First Proof For Rare Higgs Report on Boson's Decay Ten Years After Discovery

The discovery of the Higgs boson marked the end of a six-decade search. The next year, it resulted in the physics Nobel Prize being given out, although in many respects, it was more like reaching base camp than the summit of Mount Everest. The adventure continues as physicists look for the particles that the Higgs eventually transforms into.

Professor Peter Higgs and other physicists offered explanations for discoveries in particle physics in the 1960s that involved a field that later came to be known as the Higgs field. Although the existence of the field could not be validated at the time, predictions based on it proved to be so precise that they were generally accepted and formed the basis of the Standard Model of particle physics. The Higgs boson, a particle, would be required to convey the field.

For theories of why certain other particles have mass, the Higgs field is crucial. The Higgs boson is remarkable in that it possesses mass and can keep it in that condition even at very high energies. Since its discovery ten years ago, several predictions concerning it, such as its lack of electric charge and spin, have come true.

The Higgs boson is not a permanent fixture in what is often referred to as the "particle zoo," like most of its members. Its rapid decay is, in fact, a key factor in its difficulty in discovery. Because of its brief lifespan, it can only be discovered by the products it decomposes into, which can be difficult to identify from other consequences of particle collisions.

There are several methods, in which the Higgs boson can decay, with the first one being described in 2018. These result in various particles, and it is believed that the distribution depends on the mass, which has been condensed to a small range about 125.45 billion electronvolts. The Standard Model of particle physics predicts that at this number 0.15 percent (15 in 10,000) will take a certain decay route, resulting in a photon and a Z boson. The Standard Model's rivals, nevertheless, provide a variety of proportion predictions. Therefore, choosing between these theories may be made easier if we produced enough Higgs bosons to provide a dispersion of decay products.

Unfortunately, it is not simple to see the Higgs decay products, much less to do so for such a small subset of situations.
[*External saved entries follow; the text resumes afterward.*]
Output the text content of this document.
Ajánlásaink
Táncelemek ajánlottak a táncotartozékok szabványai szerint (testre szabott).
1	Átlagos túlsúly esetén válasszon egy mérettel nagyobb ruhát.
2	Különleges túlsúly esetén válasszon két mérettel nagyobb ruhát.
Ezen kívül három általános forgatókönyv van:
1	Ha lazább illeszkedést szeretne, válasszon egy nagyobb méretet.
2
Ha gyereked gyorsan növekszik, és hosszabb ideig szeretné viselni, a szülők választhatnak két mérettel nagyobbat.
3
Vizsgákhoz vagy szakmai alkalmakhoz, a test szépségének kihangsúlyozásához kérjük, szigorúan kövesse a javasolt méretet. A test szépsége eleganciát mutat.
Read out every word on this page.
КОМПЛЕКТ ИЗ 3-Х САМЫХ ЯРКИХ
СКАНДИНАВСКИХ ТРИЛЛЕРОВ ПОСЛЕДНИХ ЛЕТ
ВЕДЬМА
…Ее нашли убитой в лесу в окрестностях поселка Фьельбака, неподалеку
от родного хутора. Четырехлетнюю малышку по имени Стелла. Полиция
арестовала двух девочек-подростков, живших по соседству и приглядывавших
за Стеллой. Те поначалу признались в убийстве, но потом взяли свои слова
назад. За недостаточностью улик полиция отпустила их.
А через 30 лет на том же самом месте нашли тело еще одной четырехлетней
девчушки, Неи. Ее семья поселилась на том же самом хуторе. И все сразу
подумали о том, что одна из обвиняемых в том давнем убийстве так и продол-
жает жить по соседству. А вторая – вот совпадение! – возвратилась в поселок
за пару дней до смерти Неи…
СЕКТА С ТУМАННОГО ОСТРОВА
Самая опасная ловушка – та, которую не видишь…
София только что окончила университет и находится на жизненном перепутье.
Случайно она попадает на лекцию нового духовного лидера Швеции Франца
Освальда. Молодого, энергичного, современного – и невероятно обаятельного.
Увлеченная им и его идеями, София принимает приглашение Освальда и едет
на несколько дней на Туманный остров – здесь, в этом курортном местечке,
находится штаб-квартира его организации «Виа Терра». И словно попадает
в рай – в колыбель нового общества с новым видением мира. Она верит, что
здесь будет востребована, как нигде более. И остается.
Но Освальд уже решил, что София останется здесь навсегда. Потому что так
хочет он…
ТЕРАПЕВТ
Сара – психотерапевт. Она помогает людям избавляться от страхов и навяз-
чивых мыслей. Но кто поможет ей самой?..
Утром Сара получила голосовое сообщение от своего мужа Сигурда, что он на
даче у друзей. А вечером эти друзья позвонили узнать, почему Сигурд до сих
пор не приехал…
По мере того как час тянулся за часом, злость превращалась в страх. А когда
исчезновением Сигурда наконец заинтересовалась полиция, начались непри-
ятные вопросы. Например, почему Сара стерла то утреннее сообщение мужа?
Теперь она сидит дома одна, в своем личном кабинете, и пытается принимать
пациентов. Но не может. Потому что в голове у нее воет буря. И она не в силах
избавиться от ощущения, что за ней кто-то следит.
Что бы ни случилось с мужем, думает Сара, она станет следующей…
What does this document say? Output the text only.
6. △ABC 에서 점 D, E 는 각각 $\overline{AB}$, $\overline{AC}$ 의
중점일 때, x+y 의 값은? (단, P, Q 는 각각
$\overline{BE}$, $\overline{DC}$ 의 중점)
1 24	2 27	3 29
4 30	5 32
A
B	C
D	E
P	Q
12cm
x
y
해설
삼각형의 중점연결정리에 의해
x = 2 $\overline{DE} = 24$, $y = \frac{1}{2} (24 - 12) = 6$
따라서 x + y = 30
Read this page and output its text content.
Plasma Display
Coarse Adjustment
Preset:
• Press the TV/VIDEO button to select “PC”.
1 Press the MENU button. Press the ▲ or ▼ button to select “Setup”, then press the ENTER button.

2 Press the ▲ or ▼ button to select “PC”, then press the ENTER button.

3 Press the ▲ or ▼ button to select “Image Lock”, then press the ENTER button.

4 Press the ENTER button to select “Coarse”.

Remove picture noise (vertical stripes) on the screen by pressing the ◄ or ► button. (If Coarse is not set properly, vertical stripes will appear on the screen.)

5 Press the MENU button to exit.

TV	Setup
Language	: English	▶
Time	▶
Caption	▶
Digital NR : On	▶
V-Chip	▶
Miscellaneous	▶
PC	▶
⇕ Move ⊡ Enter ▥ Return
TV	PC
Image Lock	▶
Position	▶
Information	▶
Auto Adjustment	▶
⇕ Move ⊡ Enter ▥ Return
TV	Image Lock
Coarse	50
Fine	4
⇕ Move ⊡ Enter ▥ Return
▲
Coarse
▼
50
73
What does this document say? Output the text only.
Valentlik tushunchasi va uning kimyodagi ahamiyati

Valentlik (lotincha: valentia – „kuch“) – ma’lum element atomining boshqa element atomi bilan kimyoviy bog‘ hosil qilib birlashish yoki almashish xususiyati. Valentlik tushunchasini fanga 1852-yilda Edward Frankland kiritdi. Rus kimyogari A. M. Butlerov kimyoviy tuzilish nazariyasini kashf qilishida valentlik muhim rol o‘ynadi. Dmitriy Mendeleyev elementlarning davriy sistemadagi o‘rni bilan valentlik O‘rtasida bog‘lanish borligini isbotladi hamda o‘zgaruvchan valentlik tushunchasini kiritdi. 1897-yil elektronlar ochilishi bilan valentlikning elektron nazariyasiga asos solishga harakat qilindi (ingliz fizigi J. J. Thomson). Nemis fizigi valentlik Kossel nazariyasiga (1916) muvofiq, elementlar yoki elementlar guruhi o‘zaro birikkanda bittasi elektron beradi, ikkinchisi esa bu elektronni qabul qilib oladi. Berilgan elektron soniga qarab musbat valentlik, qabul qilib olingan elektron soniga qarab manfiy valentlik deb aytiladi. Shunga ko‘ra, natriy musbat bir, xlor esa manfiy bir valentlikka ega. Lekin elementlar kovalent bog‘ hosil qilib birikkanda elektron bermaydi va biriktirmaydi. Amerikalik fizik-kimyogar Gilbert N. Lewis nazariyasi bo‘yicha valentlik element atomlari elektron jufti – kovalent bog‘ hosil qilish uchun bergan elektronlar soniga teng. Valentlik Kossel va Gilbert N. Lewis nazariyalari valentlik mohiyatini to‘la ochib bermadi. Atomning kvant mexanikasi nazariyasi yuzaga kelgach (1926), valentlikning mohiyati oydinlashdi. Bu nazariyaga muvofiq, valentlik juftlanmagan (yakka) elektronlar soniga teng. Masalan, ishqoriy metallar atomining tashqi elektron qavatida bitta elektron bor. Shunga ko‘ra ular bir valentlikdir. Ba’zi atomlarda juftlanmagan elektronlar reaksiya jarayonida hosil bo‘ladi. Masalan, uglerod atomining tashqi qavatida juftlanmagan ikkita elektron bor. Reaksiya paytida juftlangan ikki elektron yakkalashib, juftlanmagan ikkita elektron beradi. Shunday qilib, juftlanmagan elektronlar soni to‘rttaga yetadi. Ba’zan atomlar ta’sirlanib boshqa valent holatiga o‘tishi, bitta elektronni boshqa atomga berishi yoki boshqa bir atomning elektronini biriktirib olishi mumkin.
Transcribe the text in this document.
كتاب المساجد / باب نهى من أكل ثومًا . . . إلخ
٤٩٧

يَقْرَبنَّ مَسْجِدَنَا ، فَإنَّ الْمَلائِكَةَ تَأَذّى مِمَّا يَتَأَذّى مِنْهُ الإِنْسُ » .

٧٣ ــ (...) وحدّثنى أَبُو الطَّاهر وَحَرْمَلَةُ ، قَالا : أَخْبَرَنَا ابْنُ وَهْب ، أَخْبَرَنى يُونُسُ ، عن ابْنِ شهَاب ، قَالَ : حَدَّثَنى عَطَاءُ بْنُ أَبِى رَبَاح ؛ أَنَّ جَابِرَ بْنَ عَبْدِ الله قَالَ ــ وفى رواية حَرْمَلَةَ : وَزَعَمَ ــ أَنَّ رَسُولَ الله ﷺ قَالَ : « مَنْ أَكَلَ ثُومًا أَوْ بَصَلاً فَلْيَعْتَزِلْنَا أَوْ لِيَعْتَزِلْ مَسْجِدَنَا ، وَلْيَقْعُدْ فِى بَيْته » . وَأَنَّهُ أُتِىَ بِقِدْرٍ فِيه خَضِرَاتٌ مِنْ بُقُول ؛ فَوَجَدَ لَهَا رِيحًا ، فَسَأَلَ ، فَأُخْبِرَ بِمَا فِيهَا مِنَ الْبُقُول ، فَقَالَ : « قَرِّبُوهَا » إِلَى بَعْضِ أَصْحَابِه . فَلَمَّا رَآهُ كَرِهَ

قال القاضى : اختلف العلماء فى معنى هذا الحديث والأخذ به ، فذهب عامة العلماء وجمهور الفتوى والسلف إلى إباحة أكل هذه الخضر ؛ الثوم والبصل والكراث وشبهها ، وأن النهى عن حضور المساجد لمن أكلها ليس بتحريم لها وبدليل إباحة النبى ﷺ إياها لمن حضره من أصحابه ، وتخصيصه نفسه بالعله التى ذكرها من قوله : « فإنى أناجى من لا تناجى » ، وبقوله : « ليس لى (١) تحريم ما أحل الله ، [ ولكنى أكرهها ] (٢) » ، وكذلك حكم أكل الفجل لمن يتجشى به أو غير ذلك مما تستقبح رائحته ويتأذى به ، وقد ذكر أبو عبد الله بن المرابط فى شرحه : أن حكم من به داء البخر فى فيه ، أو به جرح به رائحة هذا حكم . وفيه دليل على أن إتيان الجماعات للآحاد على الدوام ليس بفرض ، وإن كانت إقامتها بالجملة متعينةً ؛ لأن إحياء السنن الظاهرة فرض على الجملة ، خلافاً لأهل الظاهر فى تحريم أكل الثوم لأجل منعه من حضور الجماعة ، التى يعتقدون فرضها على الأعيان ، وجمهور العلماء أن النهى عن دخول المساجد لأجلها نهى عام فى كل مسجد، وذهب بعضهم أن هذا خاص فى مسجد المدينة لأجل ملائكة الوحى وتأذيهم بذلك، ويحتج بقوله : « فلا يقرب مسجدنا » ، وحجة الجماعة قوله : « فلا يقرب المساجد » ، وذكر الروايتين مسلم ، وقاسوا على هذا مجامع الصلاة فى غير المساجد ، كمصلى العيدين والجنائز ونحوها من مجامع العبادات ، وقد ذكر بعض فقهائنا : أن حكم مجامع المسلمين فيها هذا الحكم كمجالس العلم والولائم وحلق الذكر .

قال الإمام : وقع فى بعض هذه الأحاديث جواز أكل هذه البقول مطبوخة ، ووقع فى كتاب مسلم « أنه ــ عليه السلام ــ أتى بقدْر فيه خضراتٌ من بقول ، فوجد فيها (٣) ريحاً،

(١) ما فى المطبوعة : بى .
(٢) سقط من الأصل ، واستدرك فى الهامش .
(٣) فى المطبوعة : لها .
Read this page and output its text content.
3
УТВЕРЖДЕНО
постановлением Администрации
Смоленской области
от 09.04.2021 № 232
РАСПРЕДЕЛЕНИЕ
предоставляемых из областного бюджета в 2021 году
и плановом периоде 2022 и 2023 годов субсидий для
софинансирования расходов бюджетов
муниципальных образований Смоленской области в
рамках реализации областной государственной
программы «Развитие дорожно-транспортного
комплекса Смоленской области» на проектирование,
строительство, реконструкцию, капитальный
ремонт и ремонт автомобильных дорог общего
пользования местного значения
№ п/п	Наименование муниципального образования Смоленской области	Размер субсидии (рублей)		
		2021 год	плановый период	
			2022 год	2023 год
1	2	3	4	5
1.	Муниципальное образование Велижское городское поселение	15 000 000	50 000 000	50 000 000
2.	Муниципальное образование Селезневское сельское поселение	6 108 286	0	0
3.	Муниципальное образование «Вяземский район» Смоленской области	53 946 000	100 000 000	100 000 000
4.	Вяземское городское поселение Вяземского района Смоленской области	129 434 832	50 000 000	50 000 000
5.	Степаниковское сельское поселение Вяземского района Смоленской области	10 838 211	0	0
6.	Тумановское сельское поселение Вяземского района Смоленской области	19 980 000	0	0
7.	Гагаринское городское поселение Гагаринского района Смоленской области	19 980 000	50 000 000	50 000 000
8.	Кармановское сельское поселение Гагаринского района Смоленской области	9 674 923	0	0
Even more challenging, it is hypothesized that Higgs decay produces a number of "virtual" particles that exist only momentarily and can't be directly seen. The photon and Z boson do not appear until after this virtual phase. Even the weak nuclear force's Z boson, which carries it, cannot be directly observed. Instead, it transforms into electrons or muons, whose detection exposes its prior presence, decaying in around 10–25 seconds.

One of the most interesting, but challenging, tasks in physics might be figuring out the characteristics of the intermediary virtual particles and whether they stand in for known particles or something new.

The ATLAS and CMS teams discovered an energy peak in data from the Large Hadron Collider's (LHC) second run (2015–2018), which they believe to be Higgs decay. Although less than the 5 standard deviations thought to be the minimum for confidence in particle physics, the significance of 3.4 standard deviations is sufficient to make it extremely plausible.

Only by merging the data from the ATLAS and CMS sensors was even this possible. ATLAS and CMS collaborated independently and under a strong rule of confidentiality during the first Higgs discovery so that their findings could be used to validate one another, which is obviously not possible now.

"Each particle has a special relationship with the Higgs boson, making the search for rare Higgs decays a high priority," stated Pamela Ferrari of ATLAS in a statement. "The existence of new particles could have very significant effects on rare Higgs decay modes," Florencia Canelli of CMS noted. "The Standard Model is well tested by this investigation. We will be able to increase the accuracy of this test and study ever-rarer Higgs decays with the LHC's third run, which is now underway, and the upcoming High-Luminosity LHC.